Он сел. Антон и Вадим улыбались.
– Нас не трое, – сказал Антон. – Нас, дорогой Саул, двадцать миллиардов. Наверное, раз в двадцать больше, чем на этой планете.
– Ну и что? – сказал Саул. – Вы понимаете, что вы хотите сделать? Вы хотите нарушить законы общественного развития! Хотите изменить естественный ход истории! А знаете вы, что такое история? Это само человечество! И нельзя переломить хребет истории и не переломить хребет человечеству.
– Никто не собирается ломать хребты, – возразил Вадим. – Были времена, когда целые племена и государства по ходу истории перескакивали прямо из феодализма в социализм. И никакие хребты не ломались. Вы что, боитесь войны? Войны не будет. Два миллиона добровольцев, красивый, благоустроенный город, ворота настежь, просим! Вот вам врачи, вот вам учителя, вот вам инженеры, ученые, артисты… Хотите, как у нас? Конечно! И мы этого хотим! Кучка вонючих феодалов против коммунистической колонии – тьфу! Конечно, это случится не сразу. Придется поработать, лет пять потребуется…

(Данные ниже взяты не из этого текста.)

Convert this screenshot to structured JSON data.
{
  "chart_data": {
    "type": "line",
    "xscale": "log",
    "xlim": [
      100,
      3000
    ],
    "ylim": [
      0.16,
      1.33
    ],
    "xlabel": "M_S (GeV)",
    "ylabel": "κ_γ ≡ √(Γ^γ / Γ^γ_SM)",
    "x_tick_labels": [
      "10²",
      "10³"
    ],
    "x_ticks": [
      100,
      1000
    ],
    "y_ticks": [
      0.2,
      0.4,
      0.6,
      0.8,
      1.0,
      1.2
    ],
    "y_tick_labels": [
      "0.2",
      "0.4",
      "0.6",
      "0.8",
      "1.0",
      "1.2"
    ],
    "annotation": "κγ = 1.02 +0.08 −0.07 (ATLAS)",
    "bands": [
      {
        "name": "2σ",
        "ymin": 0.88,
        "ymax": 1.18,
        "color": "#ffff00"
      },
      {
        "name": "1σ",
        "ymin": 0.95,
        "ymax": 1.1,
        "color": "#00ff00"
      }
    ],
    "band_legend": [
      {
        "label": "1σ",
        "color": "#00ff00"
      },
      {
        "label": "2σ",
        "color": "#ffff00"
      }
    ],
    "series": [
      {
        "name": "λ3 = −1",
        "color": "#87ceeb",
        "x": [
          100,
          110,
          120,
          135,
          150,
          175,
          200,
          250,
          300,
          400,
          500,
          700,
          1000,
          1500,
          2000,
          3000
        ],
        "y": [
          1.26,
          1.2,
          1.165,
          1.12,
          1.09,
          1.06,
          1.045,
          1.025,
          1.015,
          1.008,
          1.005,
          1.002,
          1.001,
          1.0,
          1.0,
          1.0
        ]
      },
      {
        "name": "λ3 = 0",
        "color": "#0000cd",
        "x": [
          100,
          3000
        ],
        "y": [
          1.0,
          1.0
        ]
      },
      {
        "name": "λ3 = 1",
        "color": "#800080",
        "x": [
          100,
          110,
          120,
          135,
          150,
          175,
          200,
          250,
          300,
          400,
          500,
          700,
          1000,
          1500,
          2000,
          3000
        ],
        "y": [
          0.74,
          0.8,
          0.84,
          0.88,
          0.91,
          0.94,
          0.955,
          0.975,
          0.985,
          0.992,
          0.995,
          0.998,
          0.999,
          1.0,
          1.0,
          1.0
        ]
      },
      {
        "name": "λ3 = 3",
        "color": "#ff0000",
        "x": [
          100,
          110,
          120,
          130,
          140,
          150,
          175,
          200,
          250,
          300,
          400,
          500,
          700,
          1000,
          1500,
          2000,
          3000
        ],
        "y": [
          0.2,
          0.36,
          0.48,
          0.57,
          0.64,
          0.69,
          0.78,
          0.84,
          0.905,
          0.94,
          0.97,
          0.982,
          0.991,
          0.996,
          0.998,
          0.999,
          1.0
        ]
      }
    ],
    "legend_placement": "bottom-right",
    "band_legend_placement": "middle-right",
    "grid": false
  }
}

– Пять! – сказал Саул, поднимая руки к потолку. – А пятьсот пятьдесят пять не хотите? Тоже мне просветители! Народники-передвижники! Это же планета, понимаете? Не племя, не народ, даже не страна – планета! Целая планета невежества, трясина! Артисты! Ученые! А что вы будете делать, когда придется стрелять? А вам придется стрелять, Вадим, когда вашу подругу-учительницу распнут грязные монахи… И вам придется стрелять, Антон, когда вашего друга-врача забьют насмерть палками молодчики в ржавых касках! И тогда вы озвереете и из колонистов превратитесь в колонизаторов…
– Пессимизм, – сказал Вадим, – есть мрачное мироощущение, при котором человек во всем склонен видеть дурное, неприятное.
Саул несколько секунд дико глядел на него.
– Вы не шутите, – сказал он наконец. – Это не шутки. Коммунизм – это прежде всего идея! И идея не простая. Ее выстрадали кровью! Ее не преподашь за пять лет на наглядных примерах. Вы обрушите изобилие на потомственного раба, на природного эгоиста. И знаете, что у вас получится? Либо ваша колония превратится в няньку при разжиревших бездельниках, у которых не будет ни малейшего стимула к деятельности, либо здесь найдется энергичный мерзавец, который с помощью ваших же глайдеров, скорчеров и всяких других средств вышибет вас вон с этой планеты, а все изобилие подгребет себе под седалище, и история все-таки двинется своим естественным путем.
Саул рывком откинул крышку мусоропровода и принялся яростно выбивать туда свою трубку.